We walked over towards Columbia Crest to bag the true summit as clouds moved in to cover it. Both of us were bagged – 14,000ft of altitude, plus 11 hours on the go, plus only 4.5 hours of bad sleep the night before were adding up. We discussed the option of camping on the summit and dismissed it due to the high winds up there. Instead we slogged on – we were both completely out of water now too. It took 2 hours to reach Columbia Crest at what seemed like a snails pace. We high-fived on the summit in a white-out and began the walk down the Emmons Glacier route right away. The trail was wanded and well beaten from the numerous guided parties that take this route and we made decent time. When we finally reached Emmons flats at 4pm I was done. Nick bravely floated the idea of melting some water and continuing on down to Glacier Basin but I had to veto that. We pitched the tent and started melting and chugging litres of water. Again our state-of-the-art pot came in handy – it is much easier to pour water into a water bottle when your pot has a real rubber-coated steel handle instead of spondonacles or a multitool! After rehydrating a bit I passed right out – Nick stayed up just a little longer to take some pictures.

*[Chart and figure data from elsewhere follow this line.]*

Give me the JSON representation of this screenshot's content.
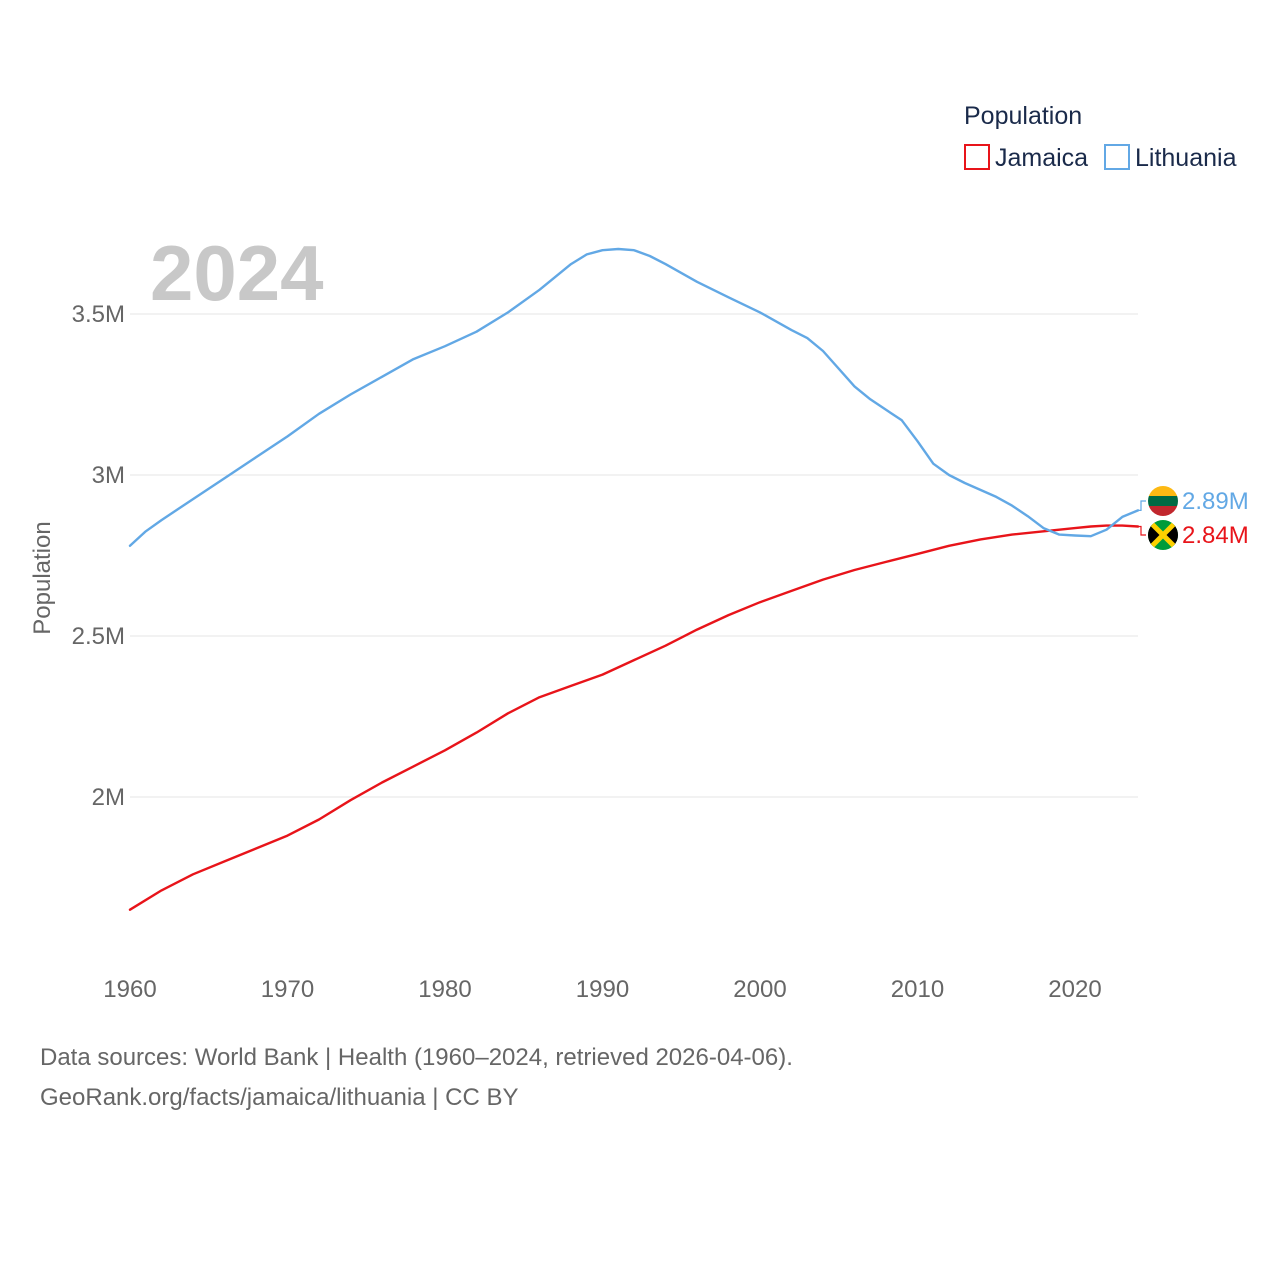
{
  "chart_data": {
    "type": "line",
    "title": "",
    "year_label": "2024",
    "xlabel": "",
    "ylabel": "Population",
    "xlim": [
      1960,
      2024
    ],
    "ylim": [
      1600000,
      3800000
    ],
    "x_ticks": [
      1960,
      1970,
      1980,
      1990,
      2000,
      2010,
      2020
    ],
    "x_tick_labels": [
      "1960",
      "1970",
      "1980",
      "1990",
      "2000",
      "2010",
      "2020"
    ],
    "y_ticks": [
      2000000,
      2500000,
      3000000,
      3500000
    ],
    "y_tick_labels": [
      "2M",
      "2.5M",
      "3M",
      "3.5M"
    ],
    "grid": true,
    "legend": {
      "title": "Population",
      "placement": "top-right",
      "entries": [
        "Jamaica",
        "Lithuania"
      ]
    },
    "series": [
      {
        "name": "Jamaica",
        "color": "#e8141a",
        "end_label": "2.84M",
        "flag": "jamaica-flag",
        "x": [
          1960,
          1962,
          1964,
          1966,
          1968,
          1970,
          1972,
          1974,
          1976,
          1978,
          1980,
          1982,
          1984,
          1986,
          1988,
          1990,
          1992,
          1994,
          1996,
          1998,
          2000,
          2002,
          2004,
          2006,
          2008,
          2010,
          2012,
          2014,
          2016,
          2018,
          2020,
          2021,
          2022,
          2023,
          2024
        ],
        "y": [
          1650000,
          1710000,
          1760000,
          1800000,
          1840000,
          1880000,
          1930000,
          1990000,
          2045000,
          2095000,
          2145000,
          2200000,
          2260000,
          2310000,
          2345000,
          2380000,
          2425000,
          2470000,
          2520000,
          2565000,
          2605000,
          2640000,
          2675000,
          2705000,
          2730000,
          2755000,
          2780000,
          2800000,
          2815000,
          2825000,
          2835000,
          2840000,
          2843000,
          2843000,
          2840000
        ]
      },
      {
        "name": "Lithuania",
        "color": "#62a8e5",
        "end_label": "2.89M",
        "flag": "lithuania-flag",
        "x": [
          1960,
          1961,
          1962,
          1964,
          1966,
          1968,
          1970,
          1972,
          1974,
          1976,
          1978,
          1980,
          1982,
          1984,
          1986,
          1988,
          1989,
          1990,
          1991,
          1992,
          1993,
          1994,
          1996,
          1998,
          2000,
          2002,
          2003,
          2004,
          2006,
          2007,
          2009,
          2010,
          2011,
          2012,
          2013,
          2015,
          2016,
          2017,
          2018,
          2019,
          2020,
          2021,
          2022,
          2023,
          2024
        ],
        "y": [
          2780000,
          2825000,
          2860000,
          2925000,
          2990000,
          3055000,
          3120000,
          3190000,
          3250000,
          3305000,
          3360000,
          3400000,
          3445000,
          3505000,
          3575000,
          3655000,
          3685000,
          3698000,
          3702000,
          3698000,
          3680000,
          3655000,
          3600000,
          3552000,
          3505000,
          3450000,
          3425000,
          3385000,
          3275000,
          3235000,
          3170000,
          3105000,
          3035000,
          3000000,
          2975000,
          2932000,
          2905000,
          2872000,
          2835000,
          2815000,
          2812000,
          2810000,
          2830000,
          2870000,
          2890000
        ]
      }
    ]
  },
  "footer": {
    "line1": "Data sources: World Bank | Health (1960–2024, retrieved 2026-04-06).",
    "line2": "GeoRank.org/facts/jamaica/lithuania | CC BY"
  }
}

The wind picked up again in the night and hammered the tent again. I awoke with a start to a loud snap and a partially collapsed tent in the middle of the night. Fortunately it turned out that nothing was broken – I’d just forgotten do do up all of the velcro internal fasteners in my tiredness. We pushed the walls back out, re-did all the fasteners and went back to sleep. Some headlamps passed us on their way to the summit in the early morning but otherwise we both slept soundly for 11-12 hours straight. We woke up to another beautiful and rapidly warming day at 6am and lazily packed up. We enjoyed the facilities at Shurman, and noticed a party scrambling up the rocks of Steamboat Prow. This looked like fun so we took this route out, and it spit us out right at the top of the Inter Glacier. A long enjoyable glissade down the Inter Glacier was followed by a quick walk out to Glacier Basin. We closed our climbing permit and sprawled into the car shortly after 10:00am. The drive back was punctuated only by relaxed conversation, more mexican food, and a stop for cheap gas and beer. What a great trip!
We took 4 pickets and 5 screws – this worked well. We took one 70m 9.8mm rope – this worked but a 60m half rope would be preferable. A 30m rope might even work but the rap off Curtis ridge would be very tight. Route was all snow around 50 degrees except for a couple cruxes which steepened a bit and the ice pitch at the top.